I have created a 48-node cluster consisting of host0
to host47
(all nodes are g2.2xlarge
Amazon EC2 instances with no NFS).
According to https://ipyparallel.readthedocs.io/en/latest/process.html, I have created a controller on host0
and 47 engines on host1
to host47
. I have replicated most of the configuration for the ssh
ipyparallel
cluster from the StarCluster project (but, as I have said, without NFS).
The cluster works and seems to produce correct results, but loading modules sometimes takes very long.
For instance,
import ipyparallel as ipp
client = ipp.Client('/path/to/ipcontroller-client.json',sshkey='mykey')
view = client[:]
view.block=True
with view.sync_imports():
import time
import numpy
from keras.models import Sequential
from keras.layers import Dense, Dropout
from keras.regularizers import l1
from keras.optimizers import SGD
from subprocess import check_output
takes more than 30 minutes until it is finished. This does not change if I change to block=False
and view.wait()
. Also using view.execute("import time; import numpy; import keras.models ...")
does not help. I know that loading keras
modules is somewhat slow, but on my local machine it's usually done in less than 1 minute. I have tried both pickle
and json
(un)packing.
I should mention that the loading of the modules works fine when I use the same cluster for another calculation. I guess the loaded modules are somewhere cached. But when I terminate the instances, create new ones and configure a new ipyparallel
cluster, I have the same issues with module loading.
Looking into the ipcontroller
log, I can find that most of the requests corresponding to sync_imports
2016-08-25 12:12:02.310 [IPControllerApp] queue::client '\x00"_\x0b\x0b'
submitted request '46244cf0-ad0a-4748-a84c-8d3d69d8252c' to 0
get finished within a few minutes. However, a few of them take about 30mins. See the following histogram of complete_time - submit_time
as derived from the ipcontroller
log.
I have just recently started to use python and I have no idea what the problem could be here. It seems that the max time difference between complete and submit time increases with the cluster size. Any pointers to possible issues highly welcome.

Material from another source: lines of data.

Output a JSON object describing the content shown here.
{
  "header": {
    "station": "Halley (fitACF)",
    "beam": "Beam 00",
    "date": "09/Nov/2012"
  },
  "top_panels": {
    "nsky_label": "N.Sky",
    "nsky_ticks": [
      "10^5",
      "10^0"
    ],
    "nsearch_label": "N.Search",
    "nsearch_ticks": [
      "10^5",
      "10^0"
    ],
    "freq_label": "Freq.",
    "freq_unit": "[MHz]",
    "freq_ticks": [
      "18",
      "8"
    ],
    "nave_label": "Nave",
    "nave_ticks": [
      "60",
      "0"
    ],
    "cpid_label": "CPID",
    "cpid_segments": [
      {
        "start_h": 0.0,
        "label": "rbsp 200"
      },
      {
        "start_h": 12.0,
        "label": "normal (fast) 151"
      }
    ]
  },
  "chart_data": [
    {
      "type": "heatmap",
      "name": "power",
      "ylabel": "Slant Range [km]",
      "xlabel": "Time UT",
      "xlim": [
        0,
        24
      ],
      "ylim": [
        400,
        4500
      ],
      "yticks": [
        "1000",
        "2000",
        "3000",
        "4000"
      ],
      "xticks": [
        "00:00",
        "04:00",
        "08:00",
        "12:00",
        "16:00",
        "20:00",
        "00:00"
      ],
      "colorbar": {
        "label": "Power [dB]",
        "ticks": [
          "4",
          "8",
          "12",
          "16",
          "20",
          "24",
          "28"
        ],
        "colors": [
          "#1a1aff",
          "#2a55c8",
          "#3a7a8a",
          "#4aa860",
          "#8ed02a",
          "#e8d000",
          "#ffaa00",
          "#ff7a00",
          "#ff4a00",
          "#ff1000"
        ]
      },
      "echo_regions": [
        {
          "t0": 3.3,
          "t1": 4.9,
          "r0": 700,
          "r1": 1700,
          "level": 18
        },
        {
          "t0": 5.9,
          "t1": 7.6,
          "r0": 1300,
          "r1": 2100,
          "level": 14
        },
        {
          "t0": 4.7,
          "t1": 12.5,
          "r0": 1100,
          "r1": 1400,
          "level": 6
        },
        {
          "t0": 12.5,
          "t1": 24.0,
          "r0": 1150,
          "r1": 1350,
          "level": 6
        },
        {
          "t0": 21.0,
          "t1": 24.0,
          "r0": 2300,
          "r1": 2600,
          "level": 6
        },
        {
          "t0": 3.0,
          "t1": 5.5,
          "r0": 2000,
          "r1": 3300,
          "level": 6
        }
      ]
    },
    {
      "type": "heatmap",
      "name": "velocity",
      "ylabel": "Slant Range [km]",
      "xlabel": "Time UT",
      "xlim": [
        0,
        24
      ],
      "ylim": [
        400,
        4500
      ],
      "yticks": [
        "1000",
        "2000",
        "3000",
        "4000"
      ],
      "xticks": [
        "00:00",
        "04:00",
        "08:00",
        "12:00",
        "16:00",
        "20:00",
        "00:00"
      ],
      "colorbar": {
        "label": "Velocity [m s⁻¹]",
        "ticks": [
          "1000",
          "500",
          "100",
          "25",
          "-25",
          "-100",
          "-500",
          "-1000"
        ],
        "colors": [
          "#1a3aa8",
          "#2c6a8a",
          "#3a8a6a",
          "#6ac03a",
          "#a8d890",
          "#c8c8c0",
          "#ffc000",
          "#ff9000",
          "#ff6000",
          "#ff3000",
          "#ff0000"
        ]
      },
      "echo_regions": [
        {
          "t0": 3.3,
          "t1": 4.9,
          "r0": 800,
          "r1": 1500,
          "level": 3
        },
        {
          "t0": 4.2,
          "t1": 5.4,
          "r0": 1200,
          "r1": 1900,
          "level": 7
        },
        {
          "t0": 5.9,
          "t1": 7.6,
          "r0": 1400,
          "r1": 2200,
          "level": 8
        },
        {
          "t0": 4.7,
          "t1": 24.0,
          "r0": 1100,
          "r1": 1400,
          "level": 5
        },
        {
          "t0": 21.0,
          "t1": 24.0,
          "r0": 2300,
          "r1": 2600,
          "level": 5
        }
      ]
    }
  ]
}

BTW: I am using Python 2.7.6 and Ipyparallel 5.1.1
My best guess for now is that the problem was caused by the initialization of EBS volumes -- which can be a bit slow sometimes. The cluster instances were always started from images and terminated right after the computations were done. EBS volumes created from snapshots have to fetch their data from S3. See the AWS EBS documentation
New EBS volumes receive their maximum performance the moment that they are available and do not require initialization (formerly known as pre-warming). However, storage blocks on volumes that were restored from snapshots must be initialized (pulled down from Amazon S3 and written to the volume) before you can access the block. This preliminary action takes time and can cause a significant increase in the latency of an I/O operation the first time each block is accessed. For most applications, amortizing this cost over the lifetime of the volume is acceptable. Performance is restored after the data is accessed once.